## VerifyThis @ FM 2012, problem 1

Longest Repeated Substring

Authors: Claude Marché / François Bobot

Tools: Why3

References: VerifyThis @ FM2012

see also the index (by topic, by tool, by reference, by year)

# VerifyThis@fm2012 competition, Challenge 1: Longest Repeated Substring

The following is the original description of the verification task, reproduced verbatim. A reference implementation in Java (based on code by Robert Sedgewick and Kevin Wayne) was also given. The Why3 implementation below follows the Java implementation as faithfully as possible.
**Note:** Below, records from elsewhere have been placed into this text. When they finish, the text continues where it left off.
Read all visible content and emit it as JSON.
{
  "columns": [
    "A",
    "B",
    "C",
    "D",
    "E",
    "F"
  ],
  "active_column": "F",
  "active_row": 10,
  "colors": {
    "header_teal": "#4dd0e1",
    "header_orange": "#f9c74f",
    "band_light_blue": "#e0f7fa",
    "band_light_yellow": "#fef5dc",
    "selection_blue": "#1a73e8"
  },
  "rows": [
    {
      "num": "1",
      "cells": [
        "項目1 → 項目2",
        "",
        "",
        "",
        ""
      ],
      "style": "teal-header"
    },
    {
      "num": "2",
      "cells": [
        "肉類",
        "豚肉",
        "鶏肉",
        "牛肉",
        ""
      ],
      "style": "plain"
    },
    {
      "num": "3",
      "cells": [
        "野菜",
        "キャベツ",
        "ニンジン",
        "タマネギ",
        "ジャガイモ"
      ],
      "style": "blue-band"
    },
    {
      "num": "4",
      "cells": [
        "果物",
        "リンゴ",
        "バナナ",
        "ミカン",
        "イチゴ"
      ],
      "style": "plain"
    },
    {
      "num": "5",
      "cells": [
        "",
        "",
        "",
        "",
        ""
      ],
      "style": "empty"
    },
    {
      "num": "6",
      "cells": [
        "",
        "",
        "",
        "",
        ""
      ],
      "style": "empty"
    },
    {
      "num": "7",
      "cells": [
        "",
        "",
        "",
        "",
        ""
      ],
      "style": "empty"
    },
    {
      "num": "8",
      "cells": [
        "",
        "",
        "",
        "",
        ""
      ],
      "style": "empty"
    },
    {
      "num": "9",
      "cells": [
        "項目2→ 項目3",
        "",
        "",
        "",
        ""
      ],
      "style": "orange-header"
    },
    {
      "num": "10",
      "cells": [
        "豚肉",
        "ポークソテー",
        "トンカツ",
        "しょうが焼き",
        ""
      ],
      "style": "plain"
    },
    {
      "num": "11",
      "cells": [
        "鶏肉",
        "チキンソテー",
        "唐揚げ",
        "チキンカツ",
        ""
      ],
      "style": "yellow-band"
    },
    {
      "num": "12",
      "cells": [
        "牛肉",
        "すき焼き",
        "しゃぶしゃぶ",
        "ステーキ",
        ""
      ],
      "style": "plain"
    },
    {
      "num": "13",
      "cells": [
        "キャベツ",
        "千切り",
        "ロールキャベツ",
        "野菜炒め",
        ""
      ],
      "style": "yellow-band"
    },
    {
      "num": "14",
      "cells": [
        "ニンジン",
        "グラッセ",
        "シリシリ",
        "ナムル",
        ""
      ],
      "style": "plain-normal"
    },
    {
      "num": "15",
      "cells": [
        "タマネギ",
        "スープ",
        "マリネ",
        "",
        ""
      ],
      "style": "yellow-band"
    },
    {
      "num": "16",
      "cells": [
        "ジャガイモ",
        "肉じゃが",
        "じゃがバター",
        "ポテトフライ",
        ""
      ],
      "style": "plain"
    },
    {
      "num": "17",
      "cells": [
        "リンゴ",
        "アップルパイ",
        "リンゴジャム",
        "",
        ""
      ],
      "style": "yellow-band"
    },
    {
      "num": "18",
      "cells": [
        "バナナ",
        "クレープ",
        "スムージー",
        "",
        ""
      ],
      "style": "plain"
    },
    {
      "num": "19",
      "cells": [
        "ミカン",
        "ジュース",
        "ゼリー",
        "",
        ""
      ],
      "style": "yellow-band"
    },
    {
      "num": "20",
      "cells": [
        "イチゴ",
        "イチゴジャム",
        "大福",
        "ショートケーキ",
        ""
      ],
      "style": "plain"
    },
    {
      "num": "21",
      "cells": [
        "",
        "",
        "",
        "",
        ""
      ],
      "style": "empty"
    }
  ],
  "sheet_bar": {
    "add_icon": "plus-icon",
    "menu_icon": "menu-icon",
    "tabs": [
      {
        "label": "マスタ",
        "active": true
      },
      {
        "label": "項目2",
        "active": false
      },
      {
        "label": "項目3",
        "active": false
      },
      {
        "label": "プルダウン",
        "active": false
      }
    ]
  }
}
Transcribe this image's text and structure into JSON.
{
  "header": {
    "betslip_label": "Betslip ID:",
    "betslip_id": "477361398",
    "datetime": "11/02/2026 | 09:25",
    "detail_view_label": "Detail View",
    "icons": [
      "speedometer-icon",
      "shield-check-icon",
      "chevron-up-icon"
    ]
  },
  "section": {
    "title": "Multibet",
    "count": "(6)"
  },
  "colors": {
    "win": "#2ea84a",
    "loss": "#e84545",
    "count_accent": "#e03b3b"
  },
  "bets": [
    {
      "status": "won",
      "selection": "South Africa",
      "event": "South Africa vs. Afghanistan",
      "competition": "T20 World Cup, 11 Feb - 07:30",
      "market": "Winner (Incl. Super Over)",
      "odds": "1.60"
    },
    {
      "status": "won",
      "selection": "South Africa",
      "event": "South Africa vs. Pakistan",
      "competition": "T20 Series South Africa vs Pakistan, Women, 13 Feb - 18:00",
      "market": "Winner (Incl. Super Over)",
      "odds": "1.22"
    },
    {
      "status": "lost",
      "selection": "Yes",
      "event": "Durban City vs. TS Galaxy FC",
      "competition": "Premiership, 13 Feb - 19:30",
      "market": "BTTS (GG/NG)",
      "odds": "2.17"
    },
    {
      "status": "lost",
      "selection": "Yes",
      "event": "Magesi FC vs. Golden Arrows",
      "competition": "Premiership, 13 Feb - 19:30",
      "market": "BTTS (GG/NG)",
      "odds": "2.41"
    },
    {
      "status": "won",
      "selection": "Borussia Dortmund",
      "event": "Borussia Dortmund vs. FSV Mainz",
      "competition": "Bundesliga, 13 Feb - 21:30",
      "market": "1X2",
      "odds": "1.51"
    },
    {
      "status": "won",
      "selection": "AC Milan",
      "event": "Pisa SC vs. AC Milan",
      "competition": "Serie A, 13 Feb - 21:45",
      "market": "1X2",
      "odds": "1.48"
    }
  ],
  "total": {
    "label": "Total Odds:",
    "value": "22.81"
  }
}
```Longest Common Prefix (LCP) - 45 minutes

-----------------

Longest Common Prefix (LCP) is an algorithm used for text querying. In
the following, we model text as an integer array. You may use other
representations (e.g., Java Strings), if your system supports them.

LCP can be implemented with the pseudocode given below. Formalize and
verify the following informal specification for LCP.

Input:  an integer array a, and two indices x and y into this array
Output: length of the longest common prefix of the subarrays of a
starting at x and y respectively.

Pseudocode:

int lcp(int[] a, int x, int y) {
int l = 0;
while (x+l<a.length && y+l<a.length && a[x+l]==a[y+l]) {
l++;
}
return l;
}

========

BACKGROUND
----------

Together with a suffix array, LCP can be used to solve interesting text
problems, such as finding the longest repeated substring (LRS) in a text.

A suffix array (for a given text) is an array of all suffixes of the
text. For the text [7,8,8,6], the suffix array is
[[7,8,8,6],
[8,8,6],
[8,6],
[6]]

Typically, the suffixes are not stored explicitly as above but
represented as pointers into the original text. The suffixes in a suffix
array  are sorted in lexicographical order. This way, occurrences of
repeated substrings in the original text are neighbors in the suffix
array.

For the above, example (assuming pointers are 0-based integers), the
sorted suffix array is:

[3,0,2,1]

-----------------

The attached Java code contains an implementation of a suffix array
(SuffixArray.java), consisting essentially of a lexicographical
comparison on arrays, a sorting routine, and LCP.

The client code (LRS.java) uses these to solve the LRS problem. Verify
that it does so correctly.
```

## First module: longest common prefix

it corresponds to the basic part of the challenge

```module LCP

use export int.Int
use array.Array

predicate is_common_prefix (a:array int) (x y l:int) =
0 <= l /\ x+l <= a.length /\ y+l <= a.length /\
(forall i:int. 0 <= i < l -> a[x+i] = a[y+i])
```

`is_common_prefix a x y l` is true when the prefixes of length `l` at respective positions `x` and `y` in array `a` are identical. In other words, the array parts `a[x..x+l-1]` and `a[y..y+l-1]` are equal

```lemma not_common_prefix_if_last_char_are_different:
forall a:array int, x y:int, l:int.
0 <= l /\ x+l < a.length /\ y+l < a.length /\ a[x+l] <> a[y+l] ->
not is_common_prefix a x y (l+1)
```

This lemma helps for the proof of `lcp` (but is not mandatory) and is needed later (for `le_trans`)

```predicate is_longest_common_prefix (a:array int) (x y l:int) =
is_common_prefix a x y l /\
forall m:int. l < m -> not (is_common_prefix a x y m)
```

`is_longest_common_prefix a x y l` is true when `l` is the maximal length such that prefixes at positions `x` and `y` in array `a` are identical.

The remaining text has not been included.